Some Aspects of Carbohydrates Metabolism in Biotin-Deficient Rats
"It is possible, therefore, that these changes in the fatty acid composition of the lipid might alter the structural integrity of mitochondria with the consequent effect on oxidative phosphorylation. This defect, as reflected by amino acid incorporation studies, was compensated during early stages of the deficiency when the animals received an oxidizable substrate such as succinate (see reference 1) or fructose or sorbitol in the basal diet. It is, therefore, possible that a moderate decrease in oxidative phosphorylation does not limit the efficiency of the biotin-deficient animal as long as adequate levels of oxidizable substrates are maintained. However, in advanced deficiency as observed after 8 weeks on the deficient diet, succinate, sorbitol, or fructose feeding did not help the animal. Only administration of biotin restwed fatty acid synthesis and the integrity of mitochondria for normal oxidative phosphorylation."

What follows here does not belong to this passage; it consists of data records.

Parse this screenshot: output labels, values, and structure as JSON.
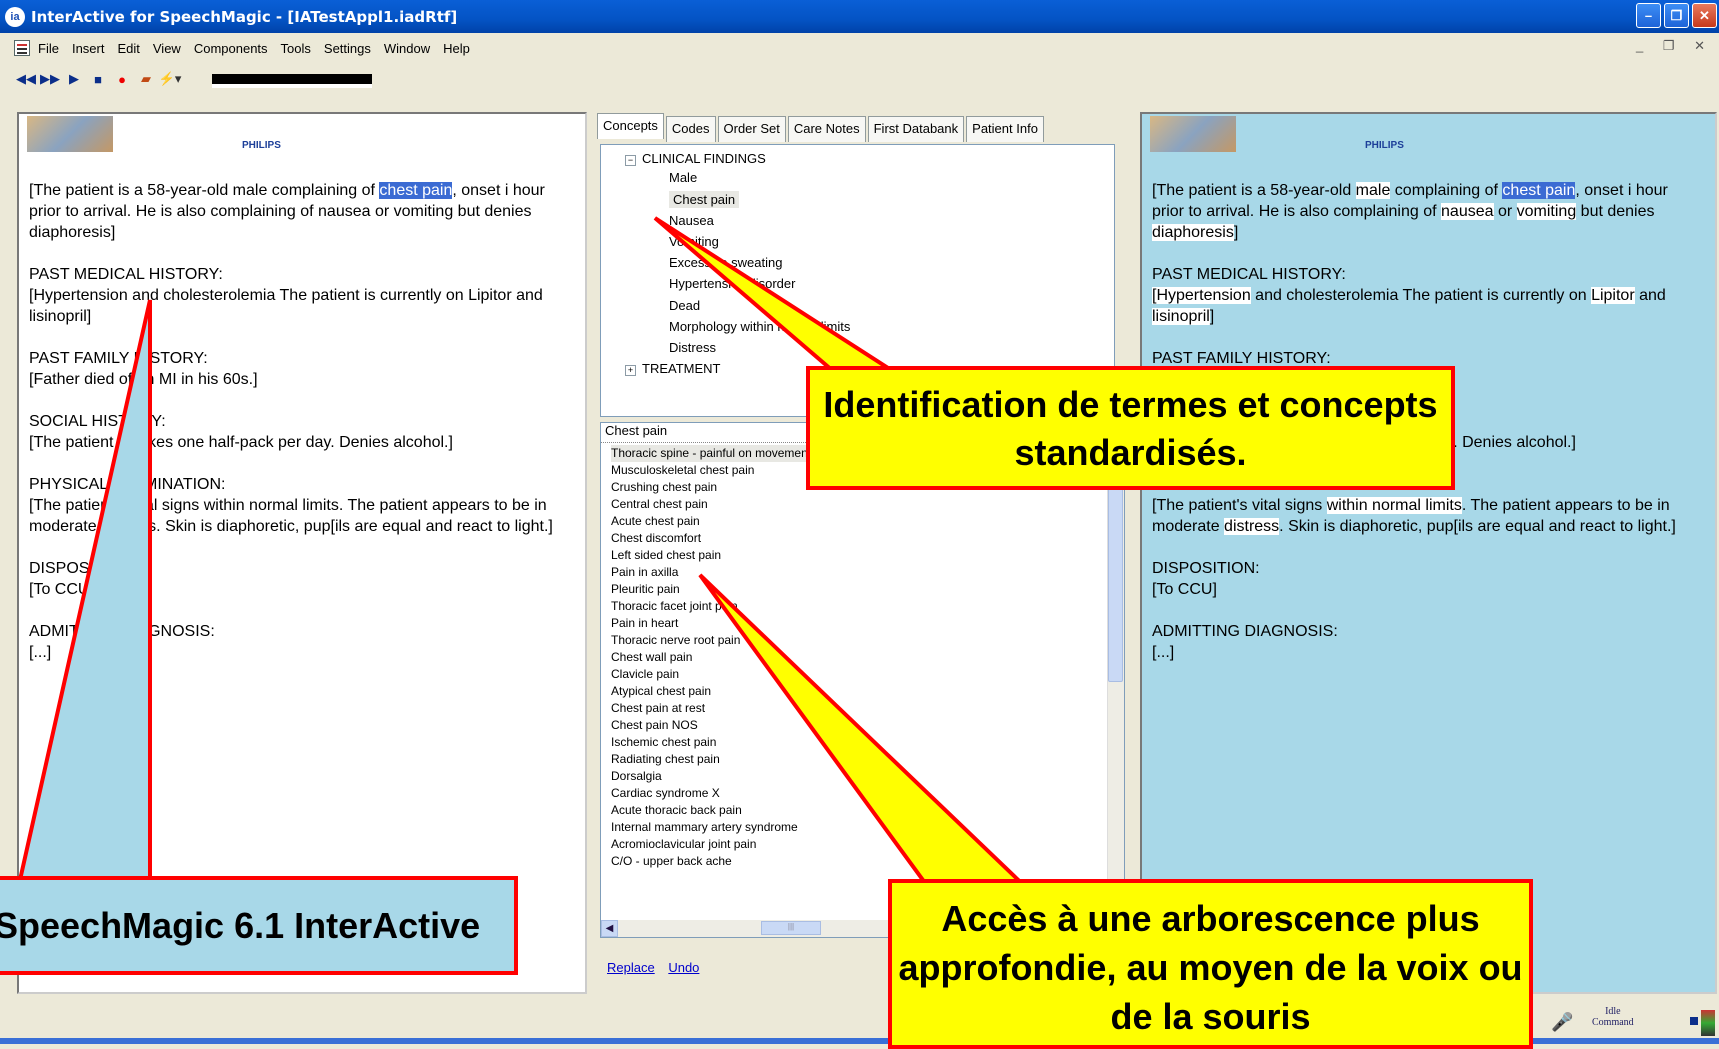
{
  "window": {
    "title": "InterActive for SpeechMagic - [IATestAppl1.iadRtf]",
    "app_icon": "ia"
  },
  "menu": [
    "File",
    "Insert",
    "Edit",
    "View",
    "Components",
    "Tools",
    "Settings",
    "Window",
    "Help"
  ],
  "logo": {
    "brand": "PHILIPS"
  },
  "document": {
    "p1_a": "[The patient is a 58-year-old ",
    "p1_male": "male",
    "p1_b": " complaining of ",
    "p1_hl": "chest pain",
    "p1_c": ", onset i hour prior to arrival.  He is also complaining of ",
    "p1_nausea": "nausea",
    "p1_or": " or ",
    "p1_vomiting": "vomiting",
    "p1_d": " but denies ",
    "p1_diaph": "diaphoresis",
    "p1_e": "]",
    "h2": "PAST MEDICAL HISTORY:",
    "p2_hyper": "[Hypertension",
    "p2_b": " and cholesterolemia  The patient is currently on ",
    "p2_lipitor": "Lipitor",
    "p2_c": " and ",
    "p2_lis": "lisinopril",
    "p2_d": "]",
    "h3": "PAST FAMILY HISTORY:",
    "p3": "[Father died of an MI in his 60s.]",
    "h4": "SOCIAL HISTORY:",
    "p4": "[The patient smokes one half-pack per day.  Denies alcohol.]",
    "h5": "PHYSICAL EXAMINATION:",
    "p5_a": "[The patient's vital signs ",
    "p5_wnl": "within normal limits",
    "p5_b": ".  The patient appears to be in moderate ",
    "p5_distress": "distress",
    "p5_c": ".  Skin is diaphoretic, pup[ils are equal and react to light.]",
    "h6": "DISPOSITION:",
    "p6": "[To CCU]",
    "h7": "ADMITTING DIAGNOSIS:",
    "p7": "[...]"
  },
  "tabs": [
    "Concepts",
    "Codes",
    "Order Set",
    "Care Notes",
    "First Databank",
    "Patient Info"
  ],
  "tree": {
    "root": "CLINICAL FINDINGS",
    "children": [
      "Male",
      "Chest pain",
      "Nausea",
      "Vomiting",
      "Excessive sweating",
      "Hypertensive disorder",
      "Dead",
      "Morphology within normal limits",
      "Distress"
    ],
    "root2": "TREATMENT"
  },
  "list": {
    "header": "Chest pain",
    "items": [
      "Thoracic spine - painful on movement",
      "Musculoskeletal chest pain",
      "Crushing chest pain",
      "Central chest pain",
      "Acute chest pain",
      "Chest discomfort",
      "Left sided chest pain",
      "Pain in axilla",
      "Pleuritic pain",
      "Thoracic facet joint pain",
      "Pain in heart",
      "Thoracic nerve root pain",
      "Chest wall pain",
      "Clavicle pain",
      "Atypical chest pain",
      "Chest pain at rest",
      "Chest pain NOS",
      "Ischemic chest pain",
      "Radiating chest pain",
      "Dorsalgia",
      "Cardiac syndrome X",
      "Acute thoracic back pain",
      "Internal mammary artery syndrome",
      "Acromioclavicular joint pain",
      "C/O - upper back ache"
    ]
  },
  "links": {
    "replace": "Replace",
    "undo": "Undo"
  },
  "status": {
    "state": "Idle",
    "mode": "Command"
  },
  "callouts": {
    "terms": "Identification de termes et concepts standardisés.",
    "product": "SpeechMagic 6.1 InterActive",
    "tree": "Accès à une arborescence plus approfondie, au moyen de la voix ou de la souris"
  },
  "colors": {
    "highlight": "#3b6bd3",
    "callout_fill": "#ffff00",
    "callout_border": "#ff0000",
    "right_pane": "#a8d8e8"
  }
}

It's no wonder that symptoms of biotin deficiency point to anabolic defects, such as disturbed skin lipids.
I would be careful with its supplementation in advanced cancer and observe reactions. It's preferable to avoid B-vitamins formulas and have the vitamins separately for better control.
This is not to suggest that thiamin, niacin, and aspirin are entirely beneficial in cancer because they're not, but their positive outweigh negative effects. Biotin isn't invariably problematic, but seems riskier.